Gegenstand des exekutiven Pfandrechtes der betreibenden Gläubigerin sind Pachtrechte der Verpflichteten an einem Gasthaus. Die Zulässigkeit und Art der Verwertung der gepfändeten Rechte hängt vom Inhalt dieser Rechte und nicht davon ab, was die betreibende Gläubigerin pfänden wollte. Bei Pachtrechten an einem "Gasthaus kann es sich sowohl um Unternehmenspacht als auch um Raumpacht handeln. Die Verwertung hat zwar in beiden Fallen nach § 334 EO zu erfolgen, doch wäre, wie dem Rekursgericht beizupflichten ist, bei der Exekution auf Pachtrechte an einem Unternehmen die Bestimmung des § 341 Abs. 1 Satz 2 EO sinngemäß anzuwenden. Nach dieser Vorschrift sind handwerksmäßige und jene konzessionspflichtigen Kleingewerbebetriebe, zu deren Antritt es eines Befähigungsnachweises bedarf, exekutionsfrei. Der zitierten Bestimmung liegt der Gedanke zugrunde, daß jene Gewerbe der Exekution entzogen sein sollen, bei denen die Person des Unternehmers von solcher Wichtigkeit ist, daß ihr Ersatz durch einen Zwangsverwalter das Unternehmen zerstört.

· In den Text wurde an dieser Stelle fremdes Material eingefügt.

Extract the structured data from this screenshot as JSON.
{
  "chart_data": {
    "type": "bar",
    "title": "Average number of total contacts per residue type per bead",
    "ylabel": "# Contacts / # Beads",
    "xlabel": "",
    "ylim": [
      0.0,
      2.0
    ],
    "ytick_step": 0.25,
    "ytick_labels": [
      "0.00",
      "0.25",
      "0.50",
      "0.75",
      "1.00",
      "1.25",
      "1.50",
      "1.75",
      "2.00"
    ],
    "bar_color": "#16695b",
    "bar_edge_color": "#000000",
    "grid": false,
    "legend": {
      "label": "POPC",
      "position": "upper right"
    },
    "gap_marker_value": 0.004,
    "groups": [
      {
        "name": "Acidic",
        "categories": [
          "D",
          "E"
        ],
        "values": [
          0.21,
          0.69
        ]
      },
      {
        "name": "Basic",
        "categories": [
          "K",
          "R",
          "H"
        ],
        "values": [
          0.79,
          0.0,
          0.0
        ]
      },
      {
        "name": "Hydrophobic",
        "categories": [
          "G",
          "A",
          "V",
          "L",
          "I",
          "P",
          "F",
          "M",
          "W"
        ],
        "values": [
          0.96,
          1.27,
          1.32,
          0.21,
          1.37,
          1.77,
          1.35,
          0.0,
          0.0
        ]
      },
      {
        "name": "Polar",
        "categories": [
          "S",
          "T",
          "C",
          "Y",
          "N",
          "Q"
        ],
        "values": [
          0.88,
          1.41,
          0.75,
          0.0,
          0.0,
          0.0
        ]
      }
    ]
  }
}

Das ist bei handwerksmäßigen Betrieben der Fall, weil bei ihnen selbstverständlich die Mitarbeit des Unternehmers den Kern des Unternehmens bildet; bei den konzessionierten dann, wenn die Person des Unternehmers wegen seiner persönlichen Eigenschaften so wichtig ist, daß bei Wegfall des Unternehmers das Vertrauen der Kundschaft und damit die Kundschaft selbst wegfällt (Jud. 40 neu = SZ 13/270). Unter diesem Gesichtspunkt ist es unerheblich, ob der Schuldner sein eigenes oder als Pächter ein fremdes Unternehmen betreibt. In beiden Fällen werden die Gläubiger aus den Erträgnissen des Unternehmens befriedigt. Die Exekutionsbefreiung des § 341 Abs. 1 Satz 2 EO muß daher auch einem Unternehmenspächter zugestanden werden. Vor der Entscheidung über den Verwertungsantrag muß deshalb zunächst geklärt werden, ob Unternehmens- oder Raumpacht vorliegt. Die Beurteilung diese Frage hängt vom Inhalt des Pachtvertrages ab. Da die Untergerichte nicht festgestellt haben, was zwischen dem Verpächter und der Verpflichteten vereinbart wurde, ist ihr Verfahren mangelhaft geblieben. Der neuerlichen Entscheidung über den Verwertungsantrag wird auch eine Vernehmung des Verpächters voranzugehen haben (vgl. hiezu die in der GMA der EO bei § 331 unter Z. 10 und 10 a angeführten Entscheidungen).